Qualified vs. Bald Claims Dataset - NAACL 2009 - Arora, Joshi & Rosé

Download qbclaims-v1.0.tar.gz. Please refer to the README file below for details (README also included in the compressed tarball).

README

0. Introduction

This is the README file accompanying the dataset (version 1.0) used by Arora et al. [1], in which each statement or "comment" in a product review is annotated as either a qualified claim, or a bald claim. Please see the accompanying annotation manual for detailed explanation of each type of claim, along with supporting examples.

The review comments in our dataset are a subset of the review comments in the product review dataset released by Hu and Liu [2].

1. Files

The data is made available as a CSV (comma separated values) file Qualified-Vs-Bald-Claims.csv. The first column of the CSV file is the class label - POS represents bald or unqualified claims and NEG represents qualified claims. The second column is the text of the review comments (as it appears in the dataset released by Hu and Liu [2]), enclosed in double quotes. Any double quotes appearing in the text itself are escaped by another double quote immediately preceding them.

2. Et Cetera

If you use this data for your research, please cite the following paper (same as [1]):

Shilpa Arora, Mahesh Joshi and Carolyn Rosé. 2009. Identifying Types of Claims in Online Customer Reviews. To appear in Proceedings of NAACL-2009 (Short Papers).

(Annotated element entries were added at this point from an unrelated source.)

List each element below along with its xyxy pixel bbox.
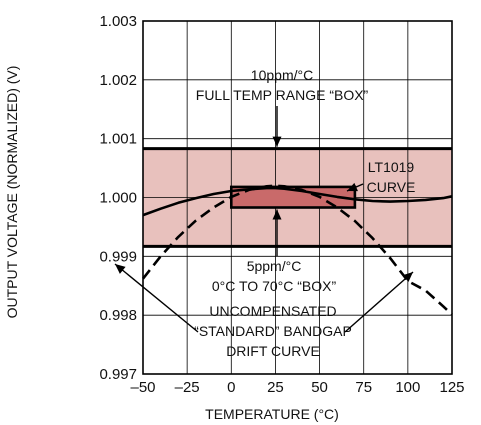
lt1019-curve-label-line1: LT1019 — [368, 159, 415, 175]
y-tick-label: 1.003 — [99, 13, 137, 30]
x-tick-label: 75 — [355, 379, 372, 396]
lt1019-curve — [142, 186, 453, 217]
uncomp-left-arrow-shaft — [114, 263, 199, 333]
x-tick-label: 0 — [227, 379, 235, 396]
annotation-layer: 10ppm/°C FULL TEMP RANGE “BOX” LT1019 CU… — [194, 67, 415, 359]
uncomp-curve-label-line2: “STANDARD” BANDGAP — [194, 323, 352, 339]
arrows-layer — [114, 106, 414, 333]
plot-frame — [142, 20, 453, 375]
uncomp-right-arrow-head — [402, 272, 413, 282]
y-tick-label: 1.002 — [99, 72, 137, 89]
full-box-arrow-head — [272, 136, 282, 147]
uncomp-curve-label-line3: DRIFT CURVE — [226, 343, 320, 359]
x-tick-label: –50 — [130, 379, 155, 396]
x-tick-label: 100 — [395, 379, 420, 396]
lt1019-curve-label-line2: CURVE — [367, 179, 416, 195]
lt1019-arrow-head — [347, 182, 358, 192]
small-box-label-line2: 0°C TO 70°C “BOX” — [212, 278, 337, 294]
x-axis-title: TEMPERATURE (°C) — [205, 406, 339, 422]
full-box-label-line1: 10ppm/°C — [251, 67, 313, 83]
y-tick-label: 0.997 — [99, 366, 137, 383]
x-tick-label: 125 — [439, 379, 464, 396]
uncomp-right-arrow-shaft — [344, 271, 414, 333]
ticks-layer: –50 –25 0 25 50 75 100 125 0.997 0.998 0.999 1.000 1… — [99, 13, 464, 396]
uncomp-left-arrow-head — [115, 264, 126, 274]
full-box-label-line2: FULL TEMP RANGE “BOX” — [196, 87, 369, 103]
y-tick-label: 0.999 — [99, 248, 137, 265]
y-tick-label: 1.001 — [99, 131, 137, 148]
small-box-arrow-head — [272, 209, 282, 220]
x-tick-label: 25 — [267, 379, 284, 396]
y-axis-title: OUTPUT VOLTAGE (NORMALIZED) (V) — [4, 66, 20, 319]
small-box-label-line1: 5ppm/°C — [247, 258, 302, 274]
y-tick-label: 0.998 — [99, 307, 137, 324]
x-tick-label: 50 — [311, 379, 328, 396]
y-tick-label: 1.000 — [99, 190, 137, 207]
x-tick-label: –25 — [175, 379, 200, 396]
uncomp-curve-label-line1: UNCOMPENSATED — [209, 303, 336, 319]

If you would also like to cite the paper that introduced the customer reviews data that we used, please cite the following paper (same as [2]):

Minqing Hu and Bing Liu. 2004. Mining and Summarizing Customer Reviews. In Proc. of the ACM SIGKDD International Conference on Knowledge Discovery & Data Mining.

If you have any questions or corrections, please contact Shilpa Arora (shilpaa cs cmu edu --- insert an AT and two DOTs at the right places to get the email address) or Mahesh Joshi (maheshj cs cmu edu --- you know the drill).


References

[1] Shilpa Arora, Mahesh Joshi and Carolyn Rosé. 2009. Identifying Types of Claims in Online Customer Reviews. To appear in Proceedings of NAACL-2009 (Short Papers).

[2] Minqing Hu and Bing Liu. 2004. Mining and Summarizing Customer Reviews. In Proc. of the ACM SIGKDD International Conference on Knowledge Discovery & Data Mining.